The National Council of Resistance of Iran (NCRI), and the People’s Mujahedin of Iran (PMOI / MEK Iran) reported that the Iranian regime’s most recent parliamentary elections, held in February 2020, saw the lowest levels of voter turnout in the regime’s 40-year history. This fact was recognized also by official government outlets, which have a history of exaggerating votes turnout in order to give the impression that the ruling system’s authority is widely accepted.
This policy has made Iran the hardest-hit country in the Middle East and one of the worst-hit countries in the world. This statement is confirmed by own estimates of the regime, even though those estimates are far from being the real figures.
Around 60,000 Iranians have been killed so far by Covid-19, according to the Iranian ministry of health. However, detailed estimates from the People’s Mujahedin of Iran (PMOI / MEK Iran) show that approximately one-quarter million people have been killed.
As a result of efforts by the government to project an impression of force and political stability, the Iranian people have greatly suffered. This policy did not only not have the desired effect on political engagement, but also gave the populace even more grounds for endorsing the message of the national uprisings and denying the country’s theocratic leaders any claims of legitimacy.
In the lead-up to the fake Presidential elections, the regime is in a particularly difficult position. There can be no question that Khamenei and others are afraid of the impact of another effective poll boycott both at home and abroad. Indeed, in a speech on 17 February, the supreme leader expressed this fear personally, even though he called it to the Iranian people as a constructive appeal.
“The more public participation in the elections, the more effects and benefits it will have for the state,” Khamenei said. “Whenever we approach elections, the enemy starts saying, ‘there is no freedom and the elections are engineered,’ to disperse the people from taking part in them.”
Many Western politicians welcomed what seemed to be Rouhani’s come-from-behind win in 2013, even portraying it as a partial victory for “reformists.” Iranian activists, on the other hand, disputed this narrative, pointing to the lack of freedom of choice in all Iranian elections, as imposed by the Guardian Council, a body charged with screening legislation and high-ranking candidates to ensure they are in line with the supreme leader’s wishes.
There is good reason to believe that the next fake presidential election will also feature these tactics.
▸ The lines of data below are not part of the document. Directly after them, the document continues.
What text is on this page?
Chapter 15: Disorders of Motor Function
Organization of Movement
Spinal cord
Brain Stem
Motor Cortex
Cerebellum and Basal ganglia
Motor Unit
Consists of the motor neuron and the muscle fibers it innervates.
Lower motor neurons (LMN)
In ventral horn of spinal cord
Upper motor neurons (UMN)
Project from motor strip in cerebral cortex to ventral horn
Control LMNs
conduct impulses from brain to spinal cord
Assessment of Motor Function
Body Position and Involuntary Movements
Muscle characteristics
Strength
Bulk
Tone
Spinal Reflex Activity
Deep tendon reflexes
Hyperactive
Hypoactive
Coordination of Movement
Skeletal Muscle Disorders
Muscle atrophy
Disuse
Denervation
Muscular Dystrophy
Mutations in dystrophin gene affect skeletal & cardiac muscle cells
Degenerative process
In this context, the Regime is well aware of the fact that the popular opinion in recent uprisings has only increased in the past year, despite the fact that mismanaged outbreak of coronavirus has made mobilization on a broad scale much more difficult for activists. In recent weeks, there have been signs of that collective re-emerging, especially in marginalized communities like those in the border province of Sistan and Baluchistan.
Maryam Rajavi cited in multiple speeches marking the Iranian New Year holiday, Nowruz. “The Persian year 1400 will see the blazing of the flames of uprisings from underneath the ashes of disease and repression. It will see the people of Iran rising up again to overthrow the regime,” “the regime’s sham presidential election bears no legitimacy in the eyes of the Iranian people.”